Dubbed Queryable Dataflows, this new capability will significantly reduce much of the manual overhead today associated with managing DataOps, says Ascend CEO Sean Knapp.
Queryable Dataflows make it possible for DataOps teams to explore and profile large raw datasets incrementally as they build. That capability not only makes it simpler to construct new pipelines faster, it can also be employed to ensure results are accurate results before exposing data to downstream applications.
Pipelines are now able to handle staging and exploration in a way that offloads those activities from the data warehouse. In addition, interactive queries can immediately be move into production as stages within the Autonomous Dataflow Service to eliminate recoding and reprocessing.
Queryable Dataflows also helps optimize operational analytics and reporting.
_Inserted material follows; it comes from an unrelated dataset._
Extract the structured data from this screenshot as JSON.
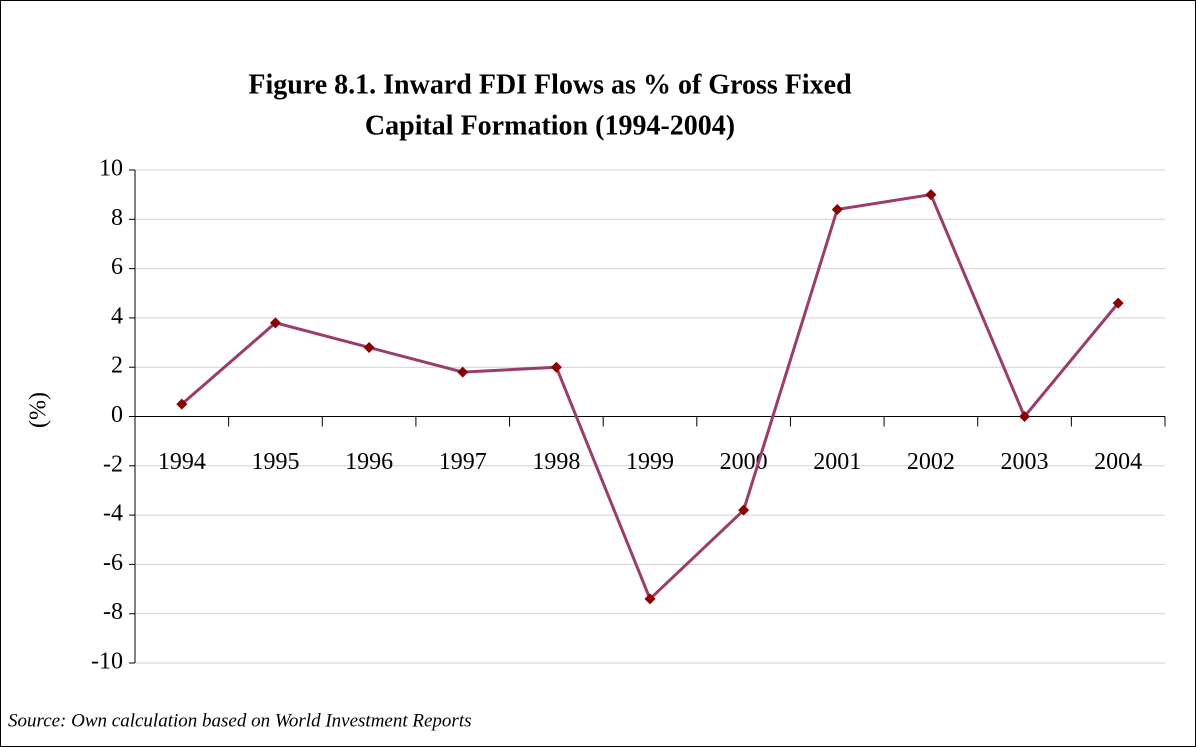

Data analysts and scientists can also connect directly to pipeline stages without having to first load data into a warehouse, which means they can employ their preferred tools to access data.
Previous generations of tools for managing data pipeline tools are, by comparison, little more than glorified job schedulers, says Knapp.
DataOps as an IT discipline is under increased pressure because the rate of change that occurs within IT environments has accelerated. Thanks in part to the rise of DevOps processes and microservices, the rate at which data pipelines need to be optimized or updated has exponentially increased. Manual updates to data pipelines will create some very predictable friction points between DataOps and DevOps, says Knapp.
“DataOps and DevOps need to be harmonized,” says Knapp.
In fact, that lack of harmony is what leads developers to often try and end run the internal IT team by employing an open source database to build an application only to discover over time that database doesn’t scale to meet the demands of the application. Then they wind up having to reengage with internal IT teams to move that application on to a platform such as Apache Spark or some other database.
It’s not clear to what degree DataOps and DevOps might one day converge. For right now, both areas are likely to remain domains on to themselves. However, it’s also abundantly clear DataOps processes need to improve to the point where the construction of data pipelines is no longer a major bottleneck holding back the modernization of IT.